Adiós a la oscura inspiración
Desde el cambio de siglo, las señales que emitía no dejaban dudas: a Tim Burton se le estaba acabando la inspiración. Todo cinéfilo había disfrutado del mejor director para contar la vida del peor director del mundo (Ed Wood) o del resucitador de un cine gótico, tanto cómico (Beetlejuice) como sentimental (Eduardo Manostijeras). En este siglo XXI,
Burton ha visto cómo su sensibilidad se mantenía, pero también cómo se le acababa la chispa.
Tal vez por eso empezó a filmar remakes y adaptaciones. Su versión de El planeta de los simios provocó estupor y bufa, lo mismo que el musical Sweeney Todd. Por los pelos se salvaba otro remake, Charlie y la fábrica de chocolate, o Big Fish, una oda a la gente diferente. Pero, ¿dónde estaba el talento de aquel niño solitario que creció dibujando durante horas, viendo pelis clásicas de terror y admirando al actor Vincent Price a las afueras de Los Ángeles? ¿En qué momento desapareció la inspiración de un chaval que con 23 años ya trabajaba en Disney?
Alicia en el País de las Maravillas certifica que va algo mal. A pesar de toda la imaginería y su barroquismo visual, Burton ha perdido su garra, y no exprime con firmeza la rebeldía y la sutileza de los dos libros de Lewis Carroll. Más aún, el cineasta se ha vuelto cobarde y ni siquiera rodó en 3D el filme, sino que lo ha transformado posteriormente gracias a la tecnología informática: por eso, con las gafas que recrean la ilusión de profundidad, Alicia se vuelve aún más oscura que su versión plana, que ya de por sí es un canto a las tinieblas que tanto ama el director.

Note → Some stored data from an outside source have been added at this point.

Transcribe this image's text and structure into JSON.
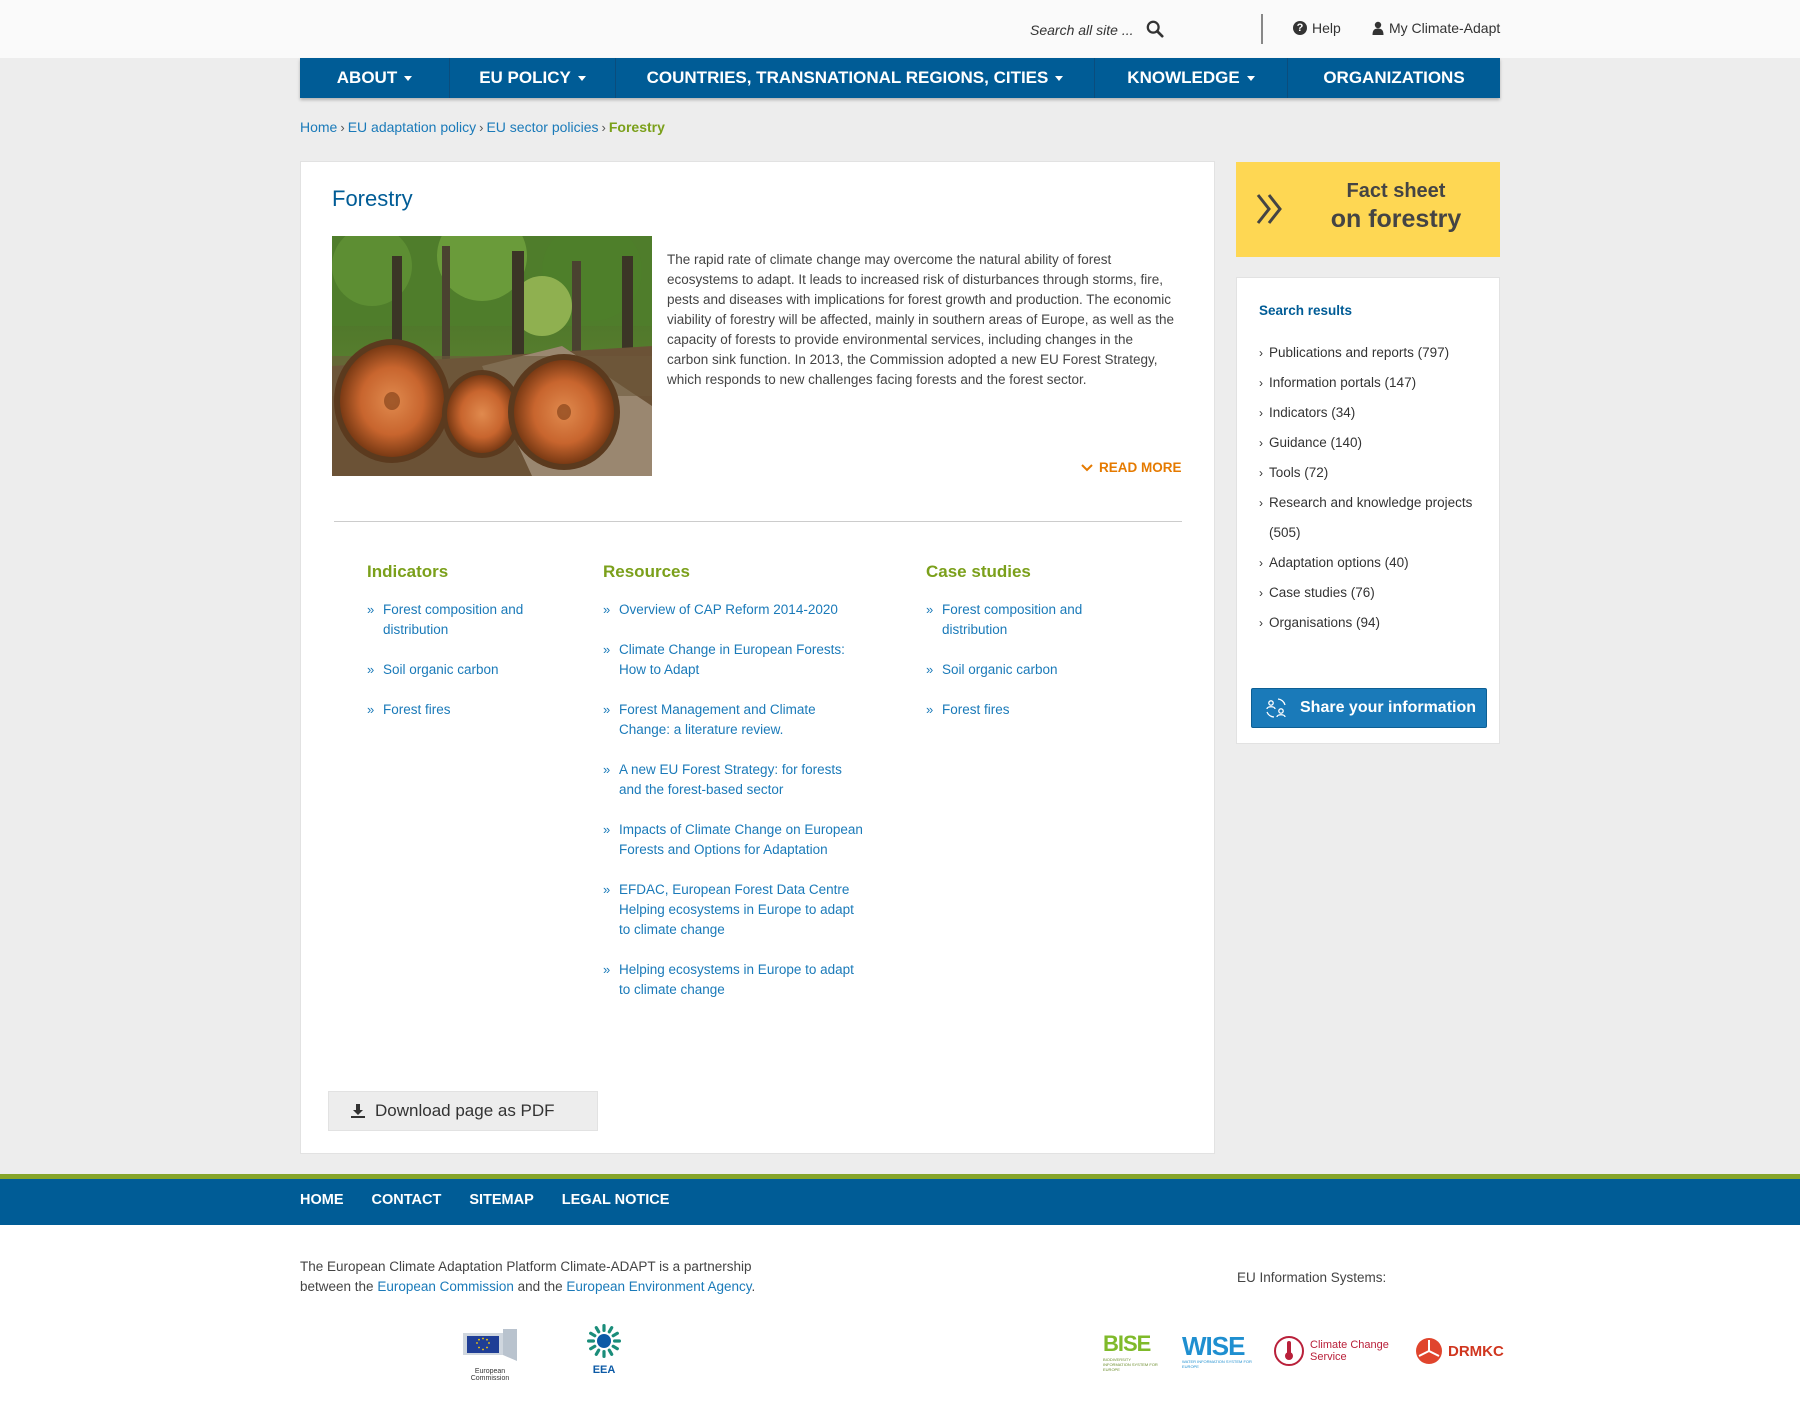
{
  "topbar": {
    "search_placeholder": "Search all site ...",
    "help_label": "Help",
    "account_label": "My Climate-Adapt"
  },
  "nav": {
    "items": [
      {
        "label": "ABOUT",
        "has_dropdown": true
      },
      {
        "label": "EU POLICY",
        "has_dropdown": true
      },
      {
        "label": "COUNTRIES, TRANSNATIONAL REGIONS, CITIES",
        "has_dropdown": true
      },
      {
        "label": "KNOWLEDGE",
        "has_dropdown": true
      },
      {
        "label": "ORGANIZATIONS",
        "has_dropdown": false
      }
    ]
  },
  "breadcrumb": {
    "items": [
      "Home",
      "EU adaptation policy",
      "EU sector policies"
    ],
    "current": "Forestry"
  },
  "main": {
    "title": "Forestry",
    "intro": "The rapid rate of climate change may overcome the natural ability of forest ecosystems to adapt. It leads to increased risk of disturbances through storms, fire, pests and diseases with implications for forest growth and production. The economic viability of forestry will be affected, mainly in southern areas of Europe, as well as the capacity of forests to provide environmental services, including changes in the carbon sink function. In 2013, the Commission adopted a new EU Forest Strategy, which responds to new challenges facing forests and the forest sector.",
    "read_more": "READ MORE",
    "indicators": {
      "title": "Indicators",
      "items": [
        "Forest composition and distribution",
        "Soil organic carbon",
        "Forest fires"
      ]
    },
    "resources": {
      "title": "Resources",
      "items": [
        "Overview of CAP Reform 2014-2020",
        "Climate Change in European Forests: How to Adapt",
        "Forest Management and Climate Change: a literature review.",
        "A new EU Forest Strategy: for forests and the forest-based sector",
        "Impacts of Climate Change on European Forests and Options for Adaptation",
        "EFDAC, European Forest Data Centre Helping ecosystems in Europe to adapt to climate change",
        "Helping ecosystems in Europe to adapt to climate change"
      ]
    },
    "case_studies": {
      "title": "Case studies",
      "items": [
        "Forest composition and distribution",
        "Soil organic carbon",
        "Forest fires"
      ]
    },
    "pdf_button": "Download page as PDF"
  },
  "sidebar": {
    "factsheet_line1": "Fact sheet",
    "factsheet_line2": "on forestry",
    "search_results_title": "Search results",
    "results": [
      "Publications and reports (797)",
      "Information portals (147)",
      "Indicators (34)",
      "Guidance (140)",
      "Tools (72)",
      "Research and knowledge projects (505)",
      "Adaptation options (40)",
      "Case studies (76)",
      "Organisations (94)"
    ],
    "share_button": "Share your information"
  },
  "footer": {
    "links": [
      "HOME",
      "CONTACT",
      "SITEMAP",
      "LEGAL NOTICE"
    ],
    "partner_text_1": "The European Climate Adaptation Platform Climate-ADAPT is a partnership between the ",
    "partner_link_1": "European Commission",
    "partner_text_2": " and the ",
    "partner_link_2": "European Environment Agency",
    "partner_text_3": ".",
    "eu_info_label": "EU Information Systems:",
    "logos": {
      "ec_caption": "European Commission",
      "eea": "EEA",
      "bise": "BISE",
      "bise_caption": "BIODIVERSITY INFORMATION SYSTEM FOR EUROPE",
      "wise": "WISE",
      "wise_caption": "WATER INFORMATION SYSTEM FOR EUROPE",
      "ccs_line1": "Climate Change",
      "ccs_line2": "Service",
      "drmkc": "DRMKC"
    }
  },
  "colors": {
    "brand_blue": "#005c96",
    "link_blue": "#1a7ab9",
    "accent_green": "#7ba01b",
    "accent_orange": "#e57a00",
    "factsheet_yellow": "#fed753"
  }
}
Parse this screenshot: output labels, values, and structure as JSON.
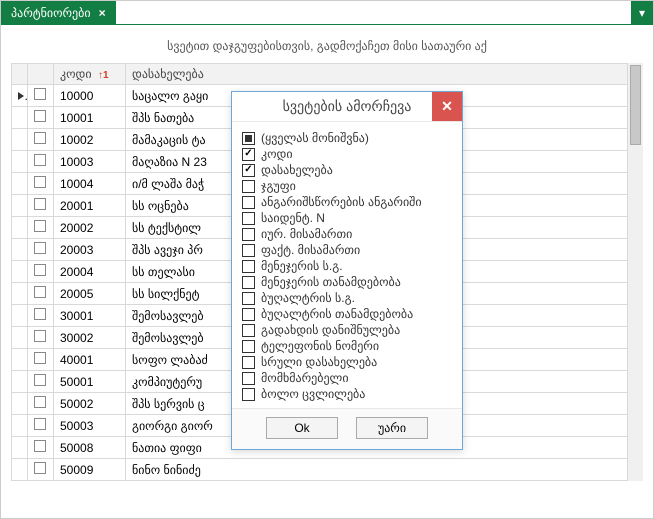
{
  "tab": {
    "label": "პარტნიორები",
    "close": "×",
    "dropdown": "▾"
  },
  "group_hint": "სვეტით დაჯგუფებისთვის, გადმოქაჩეთ მისი სათაური აქ",
  "columns": {
    "code": "კოდი",
    "sort_indicator": "1",
    "name": "დასახელება"
  },
  "rows": [
    {
      "code": "10000",
      "name": "საცალო გაყი",
      "current": true
    },
    {
      "code": "10001",
      "name": "შპს ნათება"
    },
    {
      "code": "10002",
      "name": "მამაკაცის ტა"
    },
    {
      "code": "10003",
      "name": "მაღაზია N 23"
    },
    {
      "code": "10004",
      "name": "ი/მ ლაშა მაჭ"
    },
    {
      "code": "20001",
      "name": "სს ოცნება"
    },
    {
      "code": "20002",
      "name": "სს ტექსტილ"
    },
    {
      "code": "20003",
      "name": "შპს ავეჯი პრ"
    },
    {
      "code": "20004",
      "name": "სს თელასი"
    },
    {
      "code": "20005",
      "name": "სს სილქნეტ"
    },
    {
      "code": "30001",
      "name": "შემოსავლებ"
    },
    {
      "code": "30002",
      "name": "შემოსავლებ"
    },
    {
      "code": "40001",
      "name": "სოფო ლაბაძ"
    },
    {
      "code": "50001",
      "name": "კომპიუტერუ"
    },
    {
      "code": "50002",
      "name": "შპს სერვის ც"
    },
    {
      "code": "50003",
      "name": "გიორგი გიორ"
    },
    {
      "code": "50008",
      "name": "ნათია ფიფი"
    },
    {
      "code": "50009",
      "name": "ნინო ნინიძე"
    }
  ],
  "dialog": {
    "title": "სვეტების ამორჩევა",
    "close": "✕",
    "items": [
      {
        "label": "(ყველას მონიშვნა)",
        "state": "indeterminate"
      },
      {
        "label": "კოდი",
        "state": "checked"
      },
      {
        "label": "დასახელება",
        "state": "checked"
      },
      {
        "label": "ჯგუფი",
        "state": "unchecked"
      },
      {
        "label": "ანგარიშსწორების ანგარიში",
        "state": "unchecked"
      },
      {
        "label": "საიდენტ. N",
        "state": "unchecked"
      },
      {
        "label": "იურ. მისამართი",
        "state": "unchecked"
      },
      {
        "label": "ფაქტ. მისამართი",
        "state": "unchecked"
      },
      {
        "label": "მენეჯერის ს.გ.",
        "state": "unchecked"
      },
      {
        "label": "მენეჯერის თანამდებობა",
        "state": "unchecked"
      },
      {
        "label": "ბუღალტრის ს.გ.",
        "state": "unchecked"
      },
      {
        "label": "ბუღალტრის თანამდებობა",
        "state": "unchecked"
      },
      {
        "label": "გადახდის დანიშნულება",
        "state": "unchecked"
      },
      {
        "label": "ტელეფონის ნომერი",
        "state": "unchecked"
      },
      {
        "label": "სრული დასახელება",
        "state": "unchecked"
      },
      {
        "label": "მომხმარებელი",
        "state": "unchecked"
      },
      {
        "label": "ბოლო ცვლილება",
        "state": "unchecked"
      }
    ],
    "ok": "Ok",
    "cancel": "უარი"
  }
}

Hace años, ese mismo Burton se arriesgó al producir Pesadilla antes de Navidad y dirigir La novia cadáver, dos filmes rodados en un farragoso sistema de animación, stop motion. Y ahora ha decidido que el 3D era un lastre en el rodaje.
Los cantos de sirena de la taquilla no han engañado a Burton, que el año que viene volverá a sus orígenes y convertirá en largometraje Frankenweenie, el corto que hizo que sus jefes en Disney le miraran como un bicho raro. Ojalá así resurja la inspiración de un cineasta que recuerda con cariño las tardes de su adolescencia, cuando se quedaba en casa viendo en televisión películas como El cerebro que no quería morir.